HAVE 3/2022

Durchgriff in der Betriebshaftpflichtversicherung

Mike Schumacher, Seite 239

Die Betriebshaftpflichtversicherung schützt das Vermögen vor Schadenersatzforderungen Dritter.
Schädigt die Einpersonen-AG die Alleinaktionärin und begehrt anschliessend Versicherungsleistungen,
muss geprüft werden, ob es sich um einen nicht versicherten Eigenschaden oder einen versicherten
Drittschaden handelt. Die Deckungsfrage lässt sich mithilfe der Rechtsfigur des Durchgriffs
beantworten. Demnach kann der Versicherer durch den Schleier der juristischen Person hindurchgreifen
und die Leistungspflicht ablehnen, wenn eine wirtschaftliche Einheit zwischen Haftpflichtiger
und Geschädigtem besteht und die rechtliche Selbstständigkeit der juristischen Person bloss vorgeschoben
wird, um Versicherungsschutz zu erlangen. Dies ist insbesondere der Fall, wenn das ursprüngliche
Geschäft zwischen den Parteien dem «dealing at arm’s length»-Prinzip widerspricht, die
beherrschte juristische Person mithin kein eigenständiges wirtschaftliches Interesse an der Leistung
zu Gunsten der beherrschenden Person hat.

Neuerungen im Versicherungsvermittlungsrecht

Kevin M. Hubacher, Seite 247

Im Frühjahr 2022 wurde die Teilrevision des Versicherungsaufsichtsgesetzes verabschiedet. Derzeit
läuft das Vernehmlassungsverfahren zur Änderung der Aufsichtsverordnung. Bereits jetzt lassen sich
aber einige zentrale Neuerungen im Versicherungsvermittlungsrecht identifizieren. Nebst der klaren
Trennung von gebundener und ungebundener Vermittlungstätigkeit sind vor allem die aufsichtsfreie
Vermittlung von Annexversicherungen, die Regelungen zu möglichen Interessenkonflikten, der
Offenlegung von Entschädigungen, der Aus- und Weiterbildung, der Corporate Governance sowie
der Berichterstattung an die FINMA erwähnenswert. Der Beitrag zeigt, dass sich das neue Versicherungsvermittlungsrecht nicht nur an der EUVersicherungsvertriebsrichtlinie orientiert, sondern auch einzelne Insurance Core Principles der International Association of Insurance Supervisors implementiert. Der Autor kommt zum Fazit, dass die Neuerungen zu einem stärker regulierten Versicherungsvermittlungsgeschäft führen.

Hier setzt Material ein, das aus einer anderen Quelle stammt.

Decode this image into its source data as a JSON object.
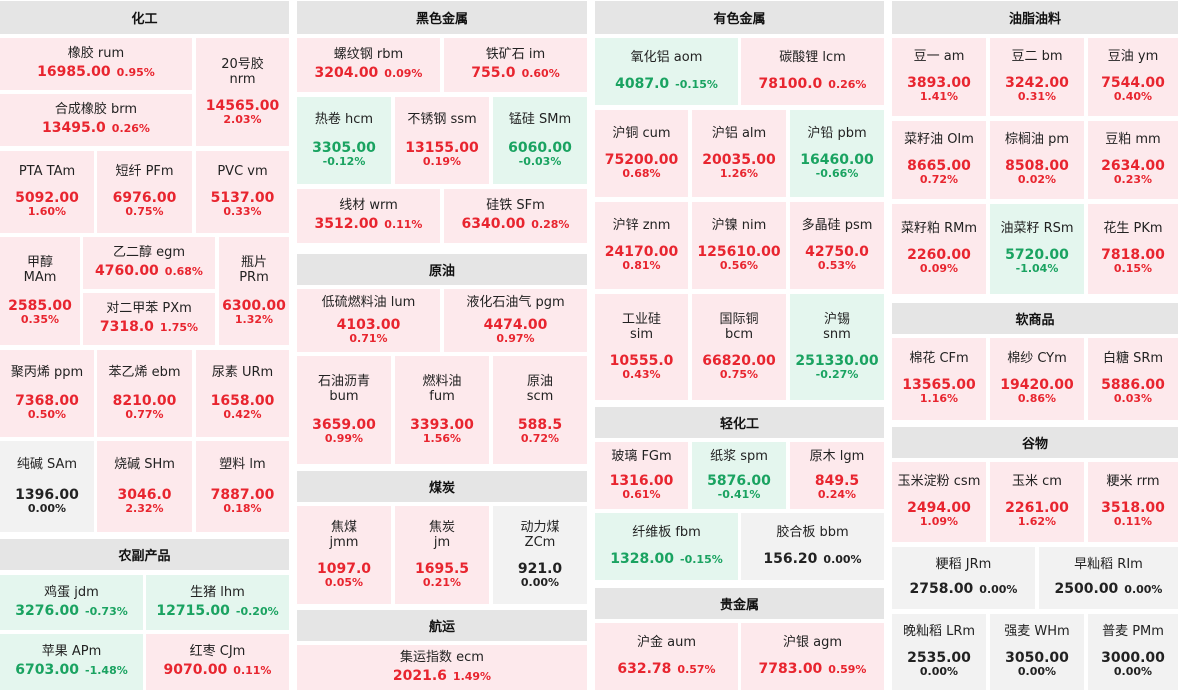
{
  "sections": {
    "chemical": "化工",
    "ferrous": "黑色金属",
    "nonferrous": "有色金属",
    "oils": "油脂油料",
    "crude": "原油",
    "coal": "煤炭",
    "agri": "农副产品",
    "light": "轻化工",
    "softs": "软商品",
    "grains": "谷物",
    "shipping": "航运",
    "precious": "贵金属"
  },
  "tiles": {
    "rum": {
      "name": "橡胶 rum",
      "price": "16985.00",
      "pct": "0.95%"
    },
    "nrm": {
      "name": "20号胶",
      "name2": "nrm",
      "price": "14565.00",
      "pct": "2.03%"
    },
    "brm": {
      "name": "合成橡胶 brm",
      "price": "13495.0",
      "pct": "0.26%"
    },
    "tam": {
      "name": "PTA TAm",
      "price": "5092.00",
      "pct": "1.60%"
    },
    "pfm": {
      "name": "短纤 PFm",
      "price": "6976.00",
      "pct": "0.75%"
    },
    "vm": {
      "name": "PVC vm",
      "price": "5137.00",
      "pct": "0.33%"
    },
    "mam": {
      "name": "甲醇",
      "name2": "MAm",
      "price": "2585.00",
      "pct": "0.35%"
    },
    "egm": {
      "name": "乙二醇 egm",
      "price": "4760.00",
      "pct": "0.68%"
    },
    "prm": {
      "name": "瓶片",
      "name2": "PRm",
      "price": "6300.00",
      "pct": "1.32%"
    },
    "pxm": {
      "name": "对二甲苯 PXm",
      "price": "7318.0",
      "pct": "1.75%"
    },
    "ppm": {
      "name": "聚丙烯 ppm",
      "price": "7368.00",
      "pct": "0.50%"
    },
    "ebm": {
      "name": "苯乙烯 ebm",
      "price": "8210.00",
      "pct": "0.77%"
    },
    "urm": {
      "name": "尿素 URm",
      "price": "1658.00",
      "pct": "0.42%"
    },
    "sam": {
      "name": "纯碱 SAm",
      "price": "1396.00",
      "pct": "0.00%"
    },
    "shm": {
      "name": "烧碱 SHm",
      "price": "3046.0",
      "pct": "2.32%"
    },
    "lm": {
      "name": "塑料 lm",
      "price": "7887.00",
      "pct": "0.18%"
    },
    "jdm": {
      "name": "鸡蛋 jdm",
      "price": "3276.00",
      "pct": "-0.73%"
    },
    "lhm": {
      "name": "生猪 lhm",
      "price": "12715.00",
      "pct": "-0.20%"
    },
    "apm": {
      "name": "苹果 APm",
      "price": "6703.00",
      "pct": "-1.48%"
    },
    "cjm": {
      "name": "红枣 CJm",
      "price": "9070.00",
      "pct": "0.11%"
    },
    "rbm": {
      "name": "螺纹钢 rbm",
      "price": "3204.00",
      "pct": "0.09%"
    },
    "im": {
      "name": "铁矿石 im",
      "price": "755.0",
      "pct": "0.60%"
    },
    "hcm": {
      "name": "热卷 hcm",
      "price": "3305.00",
      "pct": "-0.12%"
    },
    "ssm": {
      "name": "不锈钢 ssm",
      "price": "13155.00",
      "pct": "0.19%"
    },
    "smm": {
      "name": "锰硅 SMm",
      "price": "6060.00",
      "pct": "-0.03%"
    },
    "wrm": {
      "name": "线材 wrm",
      "price": "3512.00",
      "pct": "0.11%"
    },
    "sfm": {
      "name": "硅铁 SFm",
      "price": "6340.00",
      "pct": "0.28%"
    },
    "lum": {
      "name": "低硫燃料油 lum",
      "price": "4103.00",
      "pct": "0.71%"
    },
    "pgm": {
      "name": "液化石油气 pgm",
      "price": "4474.00",
      "pct": "0.97%"
    },
    "bum": {
      "name": "石油沥青",
      "name2": "bum",
      "price": "3659.00",
      "pct": "0.99%"
    },
    "fum": {
      "name": "燃料油",
      "name2": "fum",
      "price": "3393.00",
      "pct": "1.56%"
    },
    "scm": {
      "name": "原油",
      "name2": "scm",
      "price": "588.5",
      "pct": "0.72%"
    },
    "jmm": {
      "name": "焦煤",
      "name2": "jmm",
      "price": "1097.0",
      "pct": "0.05%"
    },
    "jm": {
      "name": "焦炭",
      "name2": "jm",
      "price": "1695.5",
      "pct": "0.21%"
    },
    "zcm": {
      "name": "动力煤",
      "name2": "ZCm",
      "price": "921.0",
      "pct": "0.00%"
    },
    "ecm": {
      "name": "集运指数 ecm",
      "price": "2021.6",
      "pct": "1.49%"
    },
    "aom": {
      "name": "氧化铝 aom",
      "price": "4087.0",
      "pct": "-0.15%"
    },
    "lcm": {
      "name": "碳酸锂 lcm",
      "price": "78100.0",
      "pct": "0.26%"
    },
    "cum": {
      "name": "沪铜 cum",
      "price": "75200.00",
      "pct": "0.68%"
    },
    "alm": {
      "name": "沪铝 alm",
      "price": "20035.00",
      "pct": "1.26%"
    },
    "pbm": {
      "name": "沪铅 pbm",
      "price": "16460.00",
      "pct": "-0.66%"
    },
    "znm": {
      "name": "沪锌 znm",
      "price": "24170.00",
      "pct": "0.81%"
    },
    "nim": {
      "name": "沪镍 nim",
      "price": "125610.00",
      "pct": "0.56%"
    },
    "psm": {
      "name": "多晶硅 psm",
      "price": "42750.0",
      "pct": "0.53%"
    },
    "sim": {
      "name": "工业硅",
      "name2": "sim",
      "price": "10555.0",
      "pct": "0.43%"
    },
    "bcm": {
      "name": "国际铜",
      "name2": "bcm",
      "price": "66820.00",
      "pct": "0.75%"
    },
    "snm": {
      "name": "沪锡",
      "name2": "snm",
      "price": "251330.00",
      "pct": "-0.27%"
    },
    "fgm": {
      "name": "玻璃 FGm",
      "price": "1316.00",
      "pct": "0.61%"
    },
    "spm": {
      "name": "纸浆 spm",
      "price": "5876.00",
      "pct": "-0.41%"
    },
    "lgm": {
      "name": "原木 lgm",
      "price": "849.5",
      "pct": "0.24%"
    },
    "fbm": {
      "name": "纤维板 fbm",
      "price": "1328.00",
      "pct": "-0.15%"
    },
    "bbm": {
      "name": "胶合板 bbm",
      "price": "156.20",
      "pct": "0.00%"
    },
    "aum": {
      "name": "沪金 aum",
      "price": "632.78",
      "pct": "0.57%"
    },
    "agm": {
      "name": "沪银 agm",
      "price": "7783.00",
      "pct": "0.59%"
    },
    "am": {
      "name": "豆一 am",
      "price": "3893.00",
      "pct": "1.41%"
    },
    "bm": {
      "name": "豆二 bm",
      "price": "3242.00",
      "pct": "0.31%"
    },
    "ym": {
      "name": "豆油 ym",
      "price": "7544.00",
      "pct": "0.40%"
    },
    "olm": {
      "name": "菜籽油 OIm",
      "price": "8665.00",
      "pct": "0.72%"
    },
    "pm": {
      "name": "棕榈油 pm",
      "price": "8508.00",
      "pct": "0.02%"
    },
    "mm": {
      "name": "豆粕 mm",
      "price": "2634.00",
      "pct": "0.23%"
    },
    "rmm": {
      "name": "菜籽粕 RMm",
      "price": "2260.00",
      "pct": "0.09%"
    },
    "rsm": {
      "name": "油菜籽 RSm",
      "price": "5720.00",
      "pct": "-1.04%"
    },
    "pkm": {
      "name": "花生 PKm",
      "price": "7818.00",
      "pct": "0.15%"
    },
    "cfm": {
      "name": "棉花 CFm",
      "price": "13565.00",
      "pct": "1.16%"
    },
    "cym": {
      "name": "棉纱 CYm",
      "price": "19420.00",
      "pct": "0.86%"
    },
    "srm": {
      "name": "白糖 SRm",
      "price": "5886.00",
      "pct": "0.03%"
    },
    "csm": {
      "name": "玉米淀粉 csm",
      "price": "2494.00",
      "pct": "1.09%"
    },
    "cm": {
      "name": "玉米 cm",
      "price": "2261.00",
      "pct": "1.62%"
    },
    "rrm": {
      "name": "粳米 rrm",
      "price": "3518.00",
      "pct": "0.11%"
    },
    "jrm": {
      "name": "粳稻 JRm",
      "price": "2758.00",
      "pct": "0.00%"
    },
    "rim": {
      "name": "早籼稻 RIm",
      "price": "2500.00",
      "pct": "0.00%"
    },
    "lrm": {
      "name": "晚籼稻 LRm",
      "price": "2535.00",
      "pct": "0.00%"
    },
    "whm": {
      "name": "强麦 WHm",
      "price": "3050.00",
      "pct": "0.00%"
    },
    "pmm": {
      "name": "普麦 PMm",
      "price": "3000.00",
      "pct": "0.00%"
    }
  },
  "colors": {
    "up": "#e8252f",
    "down": "#1aa361",
    "flat": "#222222",
    "up_bg": "#fde9ec",
    "down_bg": "#e4f6ee",
    "flat_bg": "#f2f2f2",
    "header_bg": "#e5e5e5"
  }
}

Le maintien de la prévoyance des travailleurs licenciés

Corinne Monnard Séchaud/Fabien Dutoit, Seite 257

Un peu plus d’un an après l’entrée en vigueur de l’art. 47a LPP, le moment est peut-être celui d’un
premier bilan. Pour l’essentiel, cette disposition prévoit la possibilité pour les travailleuses et travailleurs
de 58 ans au moins qui ne sont plus soumis à l’obligation d’assurance de maintenir leur affiliation
à l’institution de prévoyance antérieure en cas de licenciement. S’il s’agit d’un progrès dans la
protection sociale des employés âgés, nombreuses sont les interrogations soulevées par l’introduction
de ce droit. Cette contribution présente les contours du droit au maintien de la prévoyance et interroge
trois domaines : le licenciement, les délais pour exercer le droit au maintien et la coordination avec
l’assurance-chômage.

Wirtschaftssanktionen gegen Russland - Herausforderung für die Compliance von Versicherungen

Rolf Nebel, Seite 265

Die Sanktionen gegen Russland als Folge des Krieges gegen die Ukraine haben das Embargorecht wieder in
den Fokus der Compliance von Versicherungen gerückt. Der vorliegende Beitrag befasst sich mit den
Auswirkungen der aktuellen Russland-Sanktionen auf Versicherungen. Sowohl die Personensanktionen
als auch die Gütersanktionen erfordern eine risikobasierte Due Diligence bei Abschluss und Erfüllung
von Versicherungsverträgen. Bei der Anwendung der Sanktionen auf Versicherungen bestehen zahlreiche
Grauzonen und Rechtsunsicherheiten. Aus diesem Grund sowie in Anbetracht des beträchtlichen Reputationsrisikos haben manche Unternehmen Eigensanktionen beschlossen, die über das rechtlich vorgeschriebene Sanktionsregime hinausgehen.